Calling Russia a “global financial pariah,” the White House said the new measures will prohibit Moscow from making payments on Russian sovereign debt with funds subject to U.S. jurisdiction.

Russia will “now need to choose between draining its available funds to make debt payments or default,” the White House said.

The new measures also include full blocking sanctions on critical major Russian state-owned enterprises, prohibiting U.S. persons from engaging in transactions with these entities, and freezing their assets. The Treasury Department is on Thursday expected to announce details of these measures, which the White House said would erode Russia’s ability to fund the war in Ukraine.

The punitive measures on Russia will also involve full blocking sanctions on Sberbank, which is Russia’s biggest financial institution, as well as Russia’s largest private bank, Alfa Bank.

Any assets of the two institutions that touch the U.S. financial system will be frozen and Americans will be prohibited from doing business with them.

Sberbank, a systemically important financial institution that holds nearly one-third of the Russian banking sector’s assets, downplayed the impact of the new measures.

“The sanctions will not have a significant impact on the bank’s operations and will not affect service to Russians as the system has already adapted to the previous restrictions,” Sberbank said in a statement.

Alfa Bank, too, seemed to take Washington’s new sanctions announcement in its stride.

“There have been 8,257 sanctions imposed against Russia. Previously we feared that, but now—working as usual,” Alfa Bank said in a statement.

The new sanctions will also include a prohibition of any new investment in Russia by U.S. persons, with the White House saying the measure “will ensure the enduring weakening of the Russian Federation’s global competitiveness.”

Russia’s Foreign Minister Sergey Lavrov said Wednesday that the sanctions against Russia were “dealing a heavy blow” to the global economy, hurting countries that buy goods like agricultural produce and fertilizer from Russia.
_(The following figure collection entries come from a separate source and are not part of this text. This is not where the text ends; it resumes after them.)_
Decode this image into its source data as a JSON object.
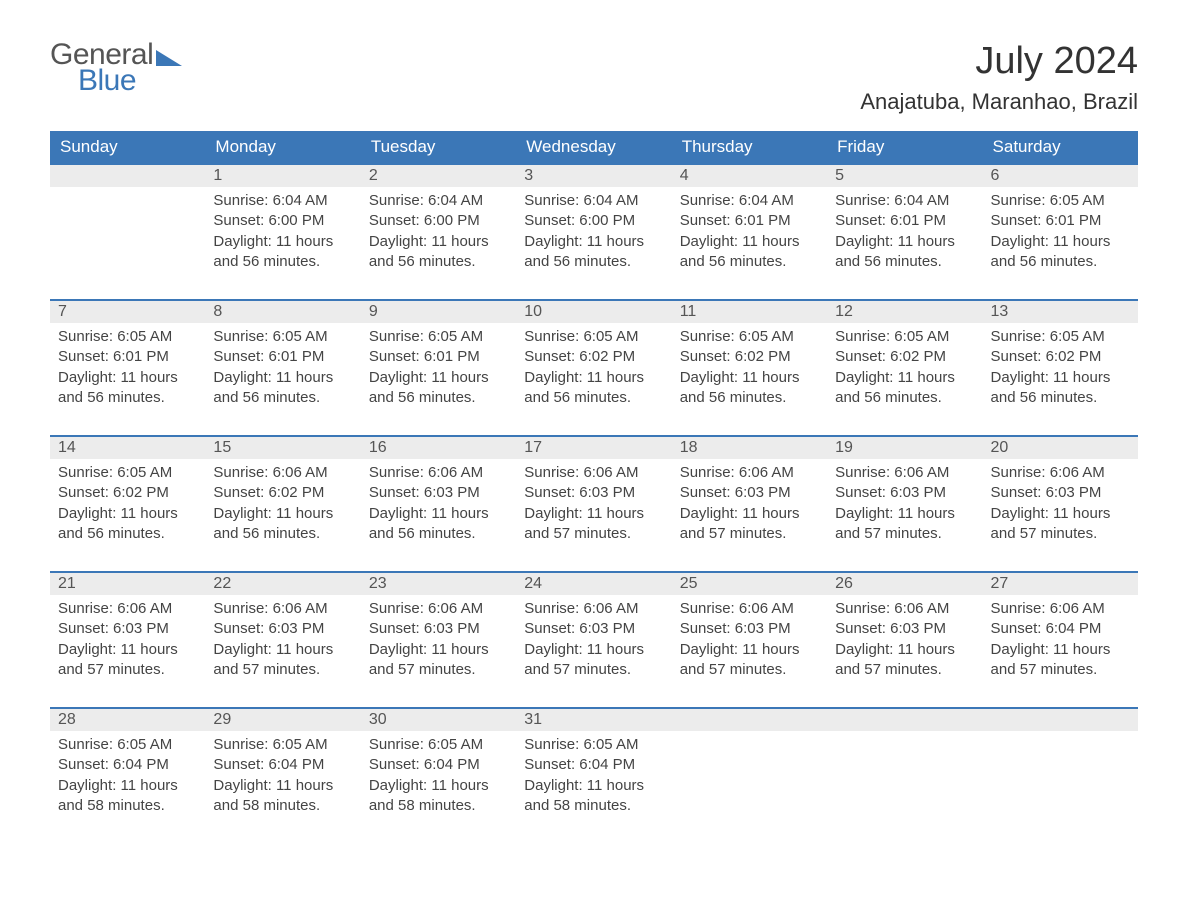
{
  "logo": {
    "line1": "General",
    "line2": "Blue",
    "brand_color": "#3b77b7",
    "text_color": "#555555"
  },
  "title": "July 2024",
  "location": "Anajatuba, Maranhao, Brazil",
  "colors": {
    "header_bg": "#3b77b7",
    "header_text": "#ffffff",
    "daynum_bg": "#ececec",
    "daynum_border": "#3b77b7",
    "body_text": "#444444",
    "page_bg": "#ffffff"
  },
  "columns": [
    "Sunday",
    "Monday",
    "Tuesday",
    "Wednesday",
    "Thursday",
    "Friday",
    "Saturday"
  ],
  "weeks": [
    [
      null,
      {
        "n": "1",
        "sunrise": "Sunrise: 6:04 AM",
        "sunset": "Sunset: 6:00 PM",
        "day1": "Daylight: 11 hours",
        "day2": "and 56 minutes."
      },
      {
        "n": "2",
        "sunrise": "Sunrise: 6:04 AM",
        "sunset": "Sunset: 6:00 PM",
        "day1": "Daylight: 11 hours",
        "day2": "and 56 minutes."
      },
      {
        "n": "3",
        "sunrise": "Sunrise: 6:04 AM",
        "sunset": "Sunset: 6:00 PM",
        "day1": "Daylight: 11 hours",
        "day2": "and 56 minutes."
      },
      {
        "n": "4",
        "sunrise": "Sunrise: 6:04 AM",
        "sunset": "Sunset: 6:01 PM",
        "day1": "Daylight: 11 hours",
        "day2": "and 56 minutes."
      },
      {
        "n": "5",
        "sunrise": "Sunrise: 6:04 AM",
        "sunset": "Sunset: 6:01 PM",
        "day1": "Daylight: 11 hours",
        "day2": "and 56 minutes."
      },
      {
        "n": "6",
        "sunrise": "Sunrise: 6:05 AM",
        "sunset": "Sunset: 6:01 PM",
        "day1": "Daylight: 11 hours",
        "day2": "and 56 minutes."
      }
    ],
    [
      {
        "n": "7",
        "sunrise": "Sunrise: 6:05 AM",
        "sunset": "Sunset: 6:01 PM",
        "day1": "Daylight: 11 hours",
        "day2": "and 56 minutes."
      },
      {
        "n": "8",
        "sunrise": "Sunrise: 6:05 AM",
        "sunset": "Sunset: 6:01 PM",
        "day1": "Daylight: 11 hours",
        "day2": "and 56 minutes."
      },
      {
        "n": "9",
        "sunrise": "Sunrise: 6:05 AM",
        "sunset": "Sunset: 6:01 PM",
        "day1": "Daylight: 11 hours",
        "day2": "and 56 minutes."
      },
      {
        "n": "10",
        "sunrise": "Sunrise: 6:05 AM",
        "sunset": "Sunset: 6:02 PM",
        "day1": "Daylight: 11 hours",
        "day2": "and 56 minutes."
      },
      {
        "n": "11",
        "sunrise": "Sunrise: 6:05 AM",
        "sunset": "Sunset: 6:02 PM",
        "day1": "Daylight: 11 hours",
        "day2": "and 56 minutes."
      },
      {
        "n": "12",
        "sunrise": "Sunrise: 6:05 AM",
        "sunset": "Sunset: 6:02 PM",
        "day1": "Daylight: 11 hours",
        "day2": "and 56 minutes."
      },
      {
        "n": "13",
        "sunrise": "Sunrise: 6:05 AM",
        "sunset": "Sunset: 6:02 PM",
        "day1": "Daylight: 11 hours",
        "day2": "and 56 minutes."
      }
    ],
    [
      {
        "n": "14",
        "sunrise": "Sunrise: 6:05 AM",
        "sunset": "Sunset: 6:02 PM",
        "day1": "Daylight: 11 hours",
        "day2": "and 56 minutes."
      },
      {
        "n": "15",
        "sunrise": "Sunrise: 6:06 AM",
        "sunset": "Sunset: 6:02 PM",
        "day1": "Daylight: 11 hours",
        "day2": "and 56 minutes."
      },
      {
        "n": "16",
        "sunrise": "Sunrise: 6:06 AM",
        "sunset": "Sunset: 6:03 PM",
        "day1": "Daylight: 11 hours",
        "day2": "and 56 minutes."
      },
      {
        "n": "17",
        "sunrise": "Sunrise: 6:06 AM",
        "sunset": "Sunset: 6:03 PM",
        "day1": "Daylight: 11 hours",
        "day2": "and 57 minutes."
      },
      {
        "n": "18",
        "sunrise": "Sunrise: 6:06 AM",
        "sunset": "Sunset: 6:03 PM",
        "day1": "Daylight: 11 hours",
        "day2": "and 57 minutes."
      },
      {
        "n": "19",
        "sunrise": "Sunrise: 6:06 AM",
        "sunset": "Sunset: 6:03 PM",
        "day1": "Daylight: 11 hours",
        "day2": "and 57 minutes."
      },
      {
        "n": "20",
        "sunrise": "Sunrise: 6:06 AM",
        "sunset": "Sunset: 6:03 PM",
        "day1": "Daylight: 11 hours",
        "day2": "and 57 minutes."
      }
    ],
    [
      {
        "n": "21",
        "sunrise": "Sunrise: 6:06 AM",
        "sunset": "Sunset: 6:03 PM",
        "day1": "Daylight: 11 hours",
        "day2": "and 57 minutes."
      },
      {
        "n": "22",
        "sunrise": "Sunrise: 6:06 AM",
        "sunset": "Sunset: 6:03 PM",
        "day1": "Daylight: 11 hours",
        "day2": "and 57 minutes."
      },
      {
        "n": "23",
        "sunrise": "Sunrise: 6:06 AM",
        "sunset": "Sunset: 6:03 PM",
        "day1": "Daylight: 11 hours",
        "day2": "and 57 minutes."
      },
      {
        "n": "24",
        "sunrise": "Sunrise: 6:06 AM",
        "sunset": "Sunset: 6:03 PM",
        "day1": "Daylight: 11 hours",
        "day2": "and 57 minutes."
      },
      {
        "n": "25",
        "sunrise": "Sunrise: 6:06 AM",
        "sunset": "Sunset: 6:03 PM",
        "day1": "Daylight: 11 hours",
        "day2": "and 57 minutes."
      },
      {
        "n": "26",
        "sunrise": "Sunrise: 6:06 AM",
        "sunset": "Sunset: 6:03 PM",
        "day1": "Daylight: 11 hours",
        "day2": "and 57 minutes."
      },
      {
        "n": "27",
        "sunrise": "Sunrise: 6:06 AM",
        "sunset": "Sunset: 6:04 PM",
        "day1": "Daylight: 11 hours",
        "day2": "and 57 minutes."
      }
    ],
    [
      {
        "n": "28",
        "sunrise": "Sunrise: 6:05 AM",
        "sunset": "Sunset: 6:04 PM",
        "day1": "Daylight: 11 hours",
        "day2": "and 58 minutes."
      },
      {
        "n": "29",
        "sunrise": "Sunrise: 6:05 AM",
        "sunset": "Sunset: 6:04 PM",
        "day1": "Daylight: 11 hours",
        "day2": "and 58 minutes."
      },
      {
        "n": "30",
        "sunrise": "Sunrise: 6:05 AM",
        "sunset": "Sunset: 6:04 PM",
        "day1": "Daylight: 11 hours",
        "day2": "and 58 minutes."
      },
      {
        "n": "31",
        "sunrise": "Sunrise: 6:05 AM",
        "sunset": "Sunset: 6:04 PM",
        "day1": "Daylight: 11 hours",
        "day2": "and 58 minutes."
      },
      null,
      null,
      null
    ]
  ]
}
Experts have raised the alarm on surging food prices in the context of the Russia-Ukraine conflict, which is poised to hit the world’s poorest nations the hardest. The International Food Policy Research Institute said recently that the fallout from the war was sure to drive food prices higher and “erode food security for hundreds of millions of people.”
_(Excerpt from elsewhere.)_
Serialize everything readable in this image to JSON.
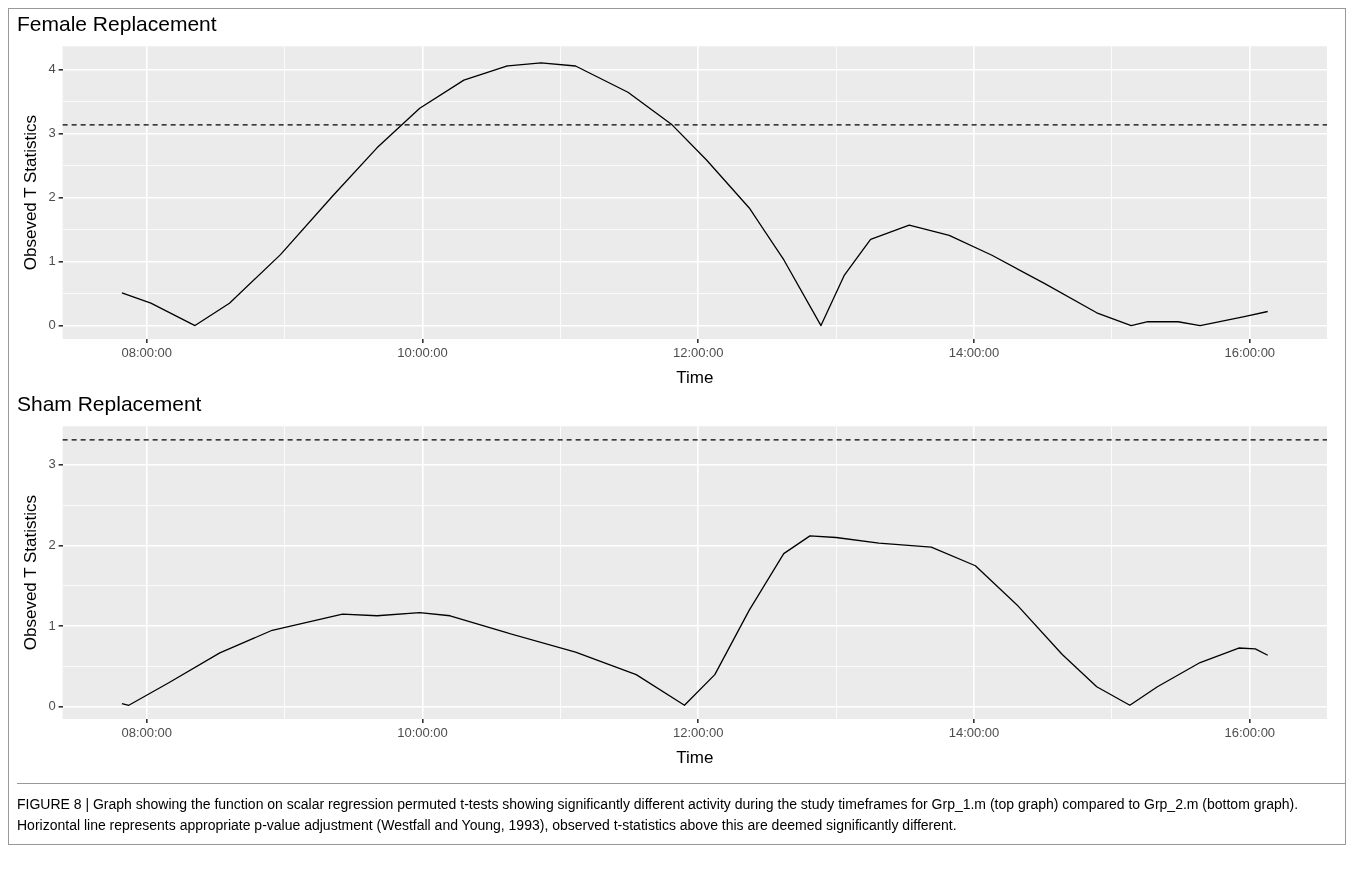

The European Union, meanwhile, is set to ban imports of Russian coal, though E.U. countries remain divided over restricting Russia’s gas and oil sectors, which are more critical to their economies.

“We are ready to move quickly with further coordinated, robust sanctions,” said Charles Michel, President of the European Council, at a European Parliament plenary session in Brussels on Wednesday.
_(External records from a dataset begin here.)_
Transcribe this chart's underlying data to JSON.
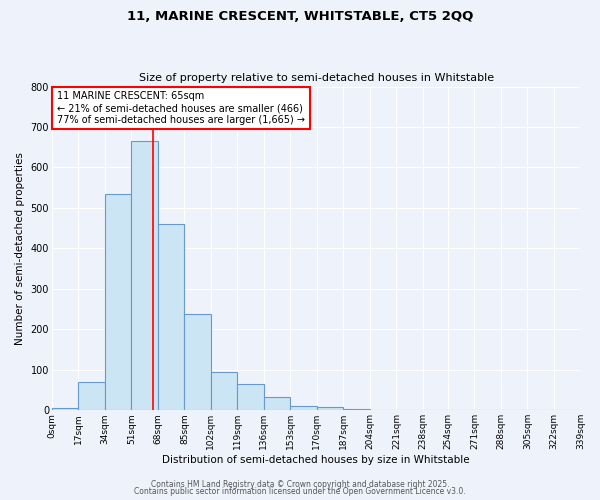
{
  "title1": "11, MARINE CRESCENT, WHITSTABLE, CT5 2QQ",
  "title2": "Size of property relative to semi-detached houses in Whitstable",
  "xlabel": "Distribution of semi-detached houses by size in Whitstable",
  "ylabel": "Number of semi-detached properties",
  "bin_edges": [
    0,
    17,
    34,
    51,
    68,
    85,
    102,
    119,
    136,
    153,
    170,
    187,
    204,
    221,
    238,
    254,
    271,
    288,
    305,
    322,
    339
  ],
  "bin_labels": [
    "0sqm",
    "17sqm",
    "34sqm",
    "51sqm",
    "68sqm",
    "85sqm",
    "102sqm",
    "119sqm",
    "136sqm",
    "153sqm",
    "170sqm",
    "187sqm",
    "204sqm",
    "221sqm",
    "238sqm",
    "254sqm",
    "271sqm",
    "288sqm",
    "305sqm",
    "322sqm",
    "339sqm"
  ],
  "counts": [
    5,
    70,
    535,
    665,
    460,
    238,
    95,
    65,
    33,
    10,
    8,
    2,
    1,
    0,
    0,
    0,
    0,
    0,
    0,
    0
  ],
  "bar_facecolor": "#cce5f5",
  "bar_edgecolor": "#6699cc",
  "background_color": "#eef3fb",
  "grid_color": "#ffffff",
  "marker_x": 65,
  "marker_line_color": "red",
  "annotation_line1": "11 MARINE CRESCENT: 65sqm",
  "annotation_line2": "← 21% of semi-detached houses are smaller (466)",
  "annotation_line3": "77% of semi-detached houses are larger (1,665) →",
  "annotation_box_edgecolor": "red",
  "ylim": [
    0,
    800
  ],
  "xlim": [
    0,
    339
  ],
  "yticks": [
    0,
    100,
    200,
    300,
    400,
    500,
    600,
    700,
    800
  ],
  "footer1": "Contains HM Land Registry data © Crown copyright and database right 2025.",
  "footer2": "Contains public sector information licensed under the Open Government Licence v3.0."
}
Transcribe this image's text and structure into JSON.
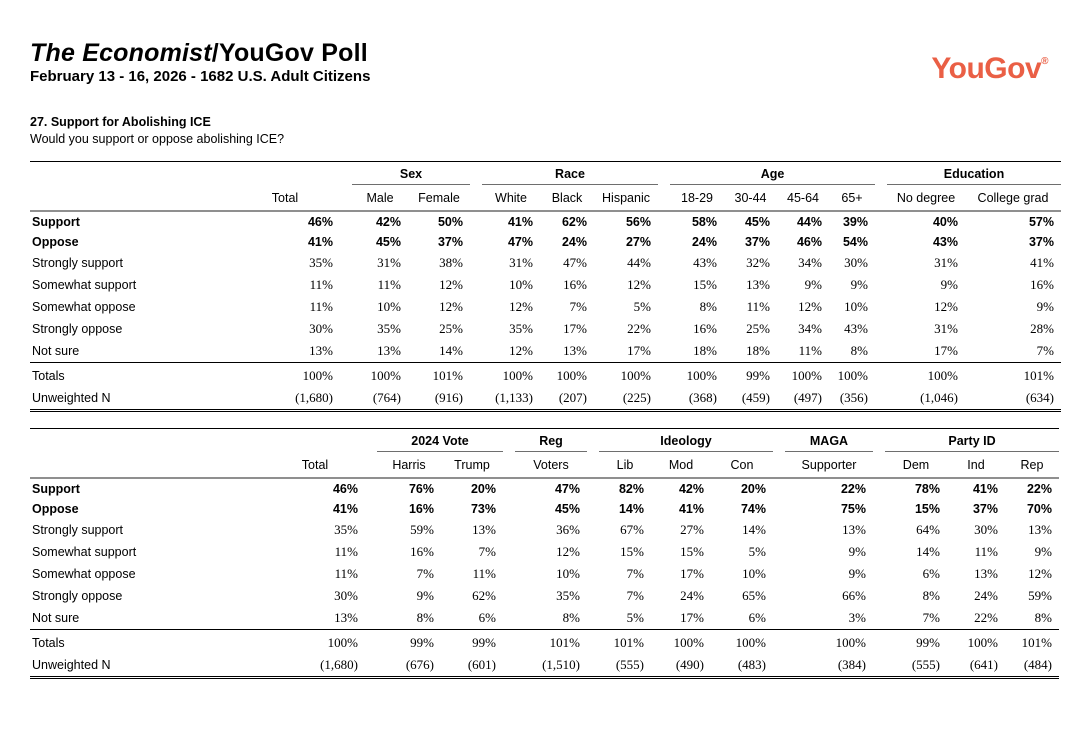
{
  "header": {
    "title_italic": "The Economist",
    "title_rest": "/YouGov Poll",
    "subtitle": "February 13 - 16, 2026 - 1682 U.S. Adult Citizens",
    "logo_text": "YouGov",
    "logo_reg": "®",
    "logo_color": "#EA5F45"
  },
  "question": {
    "number_title": "27. Support for Abolishing ICE",
    "text": "Would you support or oppose abolishing ICE?"
  },
  "tables": [
    {
      "name": "demographics-table",
      "groups": [
        {
          "label": "",
          "cols": [
            "Total"
          ]
        },
        {
          "label": "Sex",
          "cols": [
            "Male",
            "Female"
          ]
        },
        {
          "label": "Race",
          "cols": [
            "White",
            "Black",
            "Hispanic"
          ]
        },
        {
          "label": "Age",
          "cols": [
            "18-29",
            "30-44",
            "45-64",
            "65+"
          ]
        },
        {
          "label": "Education",
          "cols": [
            "No degree",
            "College grad"
          ]
        }
      ],
      "rows": [
        {
          "label": "Support",
          "bold": true,
          "values": [
            "46%",
            "42%",
            "50%",
            "41%",
            "62%",
            "56%",
            "58%",
            "45%",
            "44%",
            "39%",
            "40%",
            "57%"
          ]
        },
        {
          "label": "Oppose",
          "bold": true,
          "values": [
            "41%",
            "45%",
            "37%",
            "47%",
            "24%",
            "27%",
            "24%",
            "37%",
            "46%",
            "54%",
            "43%",
            "37%"
          ]
        },
        {
          "label": "Strongly support",
          "bold": false,
          "values": [
            "35%",
            "31%",
            "38%",
            "31%",
            "47%",
            "44%",
            "43%",
            "32%",
            "34%",
            "30%",
            "31%",
            "41%"
          ]
        },
        {
          "label": "Somewhat support",
          "bold": false,
          "values": [
            "11%",
            "11%",
            "12%",
            "10%",
            "16%",
            "12%",
            "15%",
            "13%",
            "9%",
            "9%",
            "9%",
            "16%"
          ]
        },
        {
          "label": "Somewhat oppose",
          "bold": false,
          "values": [
            "11%",
            "10%",
            "12%",
            "12%",
            "7%",
            "5%",
            "8%",
            "11%",
            "12%",
            "10%",
            "12%",
            "9%"
          ]
        },
        {
          "label": "Strongly oppose",
          "bold": false,
          "values": [
            "30%",
            "35%",
            "25%",
            "35%",
            "17%",
            "22%",
            "16%",
            "25%",
            "34%",
            "43%",
            "31%",
            "28%"
          ]
        },
        {
          "label": "Not sure",
          "bold": false,
          "values": [
            "13%",
            "13%",
            "14%",
            "12%",
            "13%",
            "17%",
            "18%",
            "18%",
            "11%",
            "8%",
            "17%",
            "7%"
          ]
        }
      ],
      "totals": {
        "label": "Totals",
        "values": [
          "100%",
          "100%",
          "101%",
          "100%",
          "100%",
          "100%",
          "100%",
          "99%",
          "100%",
          "100%",
          "100%",
          "101%"
        ]
      },
      "unweighted": {
        "label": "Unweighted N",
        "values": [
          "(1,680)",
          "(764)",
          "(916)",
          "(1,133)",
          "(207)",
          "(225)",
          "(368)",
          "(459)",
          "(497)",
          "(356)",
          "(1,046)",
          "(634)"
        ]
      }
    },
    {
      "name": "politics-table",
      "groups": [
        {
          "label": "",
          "cols": [
            "Total"
          ]
        },
        {
          "label": "2024 Vote",
          "cols": [
            "Harris",
            "Trump"
          ]
        },
        {
          "label": "Reg",
          "cols": [
            "Voters"
          ]
        },
        {
          "label": "Ideology",
          "cols": [
            "Lib",
            "Mod",
            "Con"
          ]
        },
        {
          "label": "MAGA",
          "cols": [
            "Supporter"
          ]
        },
        {
          "label": "Party ID",
          "cols": [
            "Dem",
            "Ind",
            "Rep"
          ]
        }
      ],
      "rows": [
        {
          "label": "Support",
          "bold": true,
          "values": [
            "46%",
            "76%",
            "20%",
            "47%",
            "82%",
            "42%",
            "20%",
            "22%",
            "78%",
            "41%",
            "22%"
          ]
        },
        {
          "label": "Oppose",
          "bold": true,
          "values": [
            "41%",
            "16%",
            "73%",
            "45%",
            "14%",
            "41%",
            "74%",
            "75%",
            "15%",
            "37%",
            "70%"
          ]
        },
        {
          "label": "Strongly support",
          "bold": false,
          "values": [
            "35%",
            "59%",
            "13%",
            "36%",
            "67%",
            "27%",
            "14%",
            "13%",
            "64%",
            "30%",
            "13%"
          ]
        },
        {
          "label": "Somewhat support",
          "bold": false,
          "values": [
            "11%",
            "16%",
            "7%",
            "12%",
            "15%",
            "15%",
            "5%",
            "9%",
            "14%",
            "11%",
            "9%"
          ]
        },
        {
          "label": "Somewhat oppose",
          "bold": false,
          "values": [
            "11%",
            "7%",
            "11%",
            "10%",
            "7%",
            "17%",
            "10%",
            "9%",
            "6%",
            "13%",
            "12%"
          ]
        },
        {
          "label": "Strongly oppose",
          "bold": false,
          "values": [
            "30%",
            "9%",
            "62%",
            "35%",
            "7%",
            "24%",
            "65%",
            "66%",
            "8%",
            "24%",
            "59%"
          ]
        },
        {
          "label": "Not sure",
          "bold": false,
          "values": [
            "13%",
            "8%",
            "6%",
            "8%",
            "5%",
            "17%",
            "6%",
            "3%",
            "7%",
            "22%",
            "8%"
          ]
        }
      ],
      "totals": {
        "label": "Totals",
        "values": [
          "100%",
          "99%",
          "99%",
          "101%",
          "101%",
          "100%",
          "100%",
          "100%",
          "99%",
          "100%",
          "101%"
        ]
      },
      "unweighted": {
        "label": "Unweighted N",
        "values": [
          "(1,680)",
          "(676)",
          "(601)",
          "(1,510)",
          "(555)",
          "(490)",
          "(483)",
          "(384)",
          "(555)",
          "(641)",
          "(484)"
        ]
      }
    }
  ]
}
“The new package includes a ban on coal imports, and I believe that measures on oil and even on gas will also be needed sooner or later,” he added.

Michel said the E.U. will block Russian ships from entering E.U. ports and impose a ban on Russian and Belarusian road transport.

He added that the E.U. will also impose a full transaction ban on more banks to “further weaken Russia’s financial system.”

Michel also expressed “outrage at crimes against humanity—against innocent civilians—in Bucha and in many other cities,” calling it “yet more proof that Russian brutality against the people of Ukraine has no limits.”

Russia’s embassy in the UK said that Ukrainian authorities and militarized formation have for years been “exterminating” civilians in the contested Donetsk and Luhansk regions in eastern Ukraine.

It shared a graphic video purporting to show victims of the violence and claiming that mass graves are still being found in the area.